Volume Snapshot based Recovery Process

  • Once determined that the Cisco SD-WAN Manager instance needs to be replaced with a backup, we can initiate the Disaster Recovery (DR) process.

  • For DR at same region, Cisco pick the same region and same datacenter as the existing Cisco SD-WAN Manager instance location.

    We also specify the time/date of the snapshot set to use, based on requirement and availability.

  • Once DR triggers, the system first shuts down the existing Cisco SD-WAN Manager instance.

  • System then uses the volume snapshots to create a new cloud instance with the same set of disks, same instance size specifications, same private subnets, same security access-list, same isolated environment as that of the original Cisco SD-WAN Manager. Once the instance is up, the system swaps the public IPs from the old shutdown Cisco SD-WAN Manager instance to the new Cisco SD-WAN Manager instance.

  • Overall, the new running Cisco SD-WAN Manager instance has the same public IPs, but new private IPs and have the same software version, same configuration, same data, as that present at the time when snapshot is taken.

  • Cisco SD-WAN Manager has the necessary information to join the fabric. You can use the same FQDN/URL to log in into the Cisco SD-WAN Manager instance as before.

  • For DR to the backup region, in the unlikely case where the primary region of Cisco SD-WAN Manager has failed and unavailable, we use the exact same process, except that the backup cloud region is selected.

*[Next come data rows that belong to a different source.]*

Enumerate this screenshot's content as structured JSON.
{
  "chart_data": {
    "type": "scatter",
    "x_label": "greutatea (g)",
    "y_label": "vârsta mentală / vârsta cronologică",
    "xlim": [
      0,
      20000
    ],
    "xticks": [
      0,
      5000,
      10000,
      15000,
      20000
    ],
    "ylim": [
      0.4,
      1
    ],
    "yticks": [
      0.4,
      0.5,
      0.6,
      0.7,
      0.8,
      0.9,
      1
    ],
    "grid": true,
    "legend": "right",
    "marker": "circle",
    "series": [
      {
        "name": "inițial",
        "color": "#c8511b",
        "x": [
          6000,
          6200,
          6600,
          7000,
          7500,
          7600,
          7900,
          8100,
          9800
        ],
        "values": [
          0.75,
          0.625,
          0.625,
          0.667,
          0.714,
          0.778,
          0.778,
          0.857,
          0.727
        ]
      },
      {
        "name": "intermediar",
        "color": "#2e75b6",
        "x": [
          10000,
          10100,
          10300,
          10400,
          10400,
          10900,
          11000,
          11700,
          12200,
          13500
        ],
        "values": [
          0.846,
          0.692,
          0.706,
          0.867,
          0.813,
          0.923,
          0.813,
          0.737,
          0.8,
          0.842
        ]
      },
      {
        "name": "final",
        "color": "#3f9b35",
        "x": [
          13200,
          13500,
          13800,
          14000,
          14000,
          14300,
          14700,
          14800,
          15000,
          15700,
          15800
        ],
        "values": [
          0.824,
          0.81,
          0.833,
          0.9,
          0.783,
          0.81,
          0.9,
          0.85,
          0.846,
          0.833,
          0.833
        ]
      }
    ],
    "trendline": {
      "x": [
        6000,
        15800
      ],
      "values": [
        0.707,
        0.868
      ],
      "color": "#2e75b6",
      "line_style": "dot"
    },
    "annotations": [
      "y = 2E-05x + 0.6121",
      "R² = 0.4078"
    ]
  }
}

  • The difference with DR to backup region is that, once the new Cisco SD-WAN Manager instance is running in backup region, there's no swapping of public IPs from old region to new region. Cloud regions have a specific public IP pool per region and can't be assigned to instances across regions.

    Therefore, the new DR Cisco SD-WAN Manager instance in backup region, has new public IPs. The system updates the FQDN/DNS with the new public IP of the Cisco SD-WAN Manager.

    In this case, you may need to update the enterprise end firewall with the new public IP of the Cisco SD-WAN Manager.

Configuration Database backup by Cisco CloudInfra System

  • Prior to Cisco vManage Release 20.3.1, the configuration database was backed up only if:

    • Monitoring is enabled in Cisco CloudInfra system. If 'viptelatac' user is unusable on the Cisco SD-WAN Manager for any reason, monitoring gets disabled, and customers are notified with request for correction.

    • The 'viptelatac' user must be usable on the Cisco SD-WAN Manager.

    • The configuration database size is lesser than 4GB.

  • Cisco vManage Release 20.3.1 and later, the configuration database is backed up only if:

    • Monitoring is enabled in Cisco CloudInfra system.


      Note


      In Cisco SD-WAN Manager, if the cloud service is disabled for any reasons, then monitoring gets disabled on Cisco CloudInfra system and customers are notified with request for correction.


    • From the Cisco SD-WAN Manager menu, choose Adminstration > Settings, and enable Cloud Services and vMonitoring along with OTP added in the same section.

    • In the Cisco SD-WAN Manager CLI, the nms configuration-db daily-backup service is enabled.

    • The configuration database size is lesser than 4GB.

Configuration Database based Recovery Process

  • If volume snapshot is not viable for DR for any reasons, then Cisco uses the configuration database recovery process. Cisco creates a brand new Cisco SD-WAN Manager instance and use the configuration database backup to restore the original configuration files. With this method, the statistics database of the original Cisco SD-WAN Manager instance is not restored. This method restores your templates and policies configuration. The new Cisco SD-WAN Manager instance in this case has both new public IPs and new private IPs.

  • We update the FQDN/DNS of the Cisco SD-WAN Manager to use the new public IP of the new instance.

  • In this case, you may need to update the enterprise end firewall with the new public IP of the Cisco SD-WAN Manager.

  • The process for using disaster recovery method using configuration database backup remains same for both same region and backup region recovery.

  • For process details, see Troubleshooting TechNotes.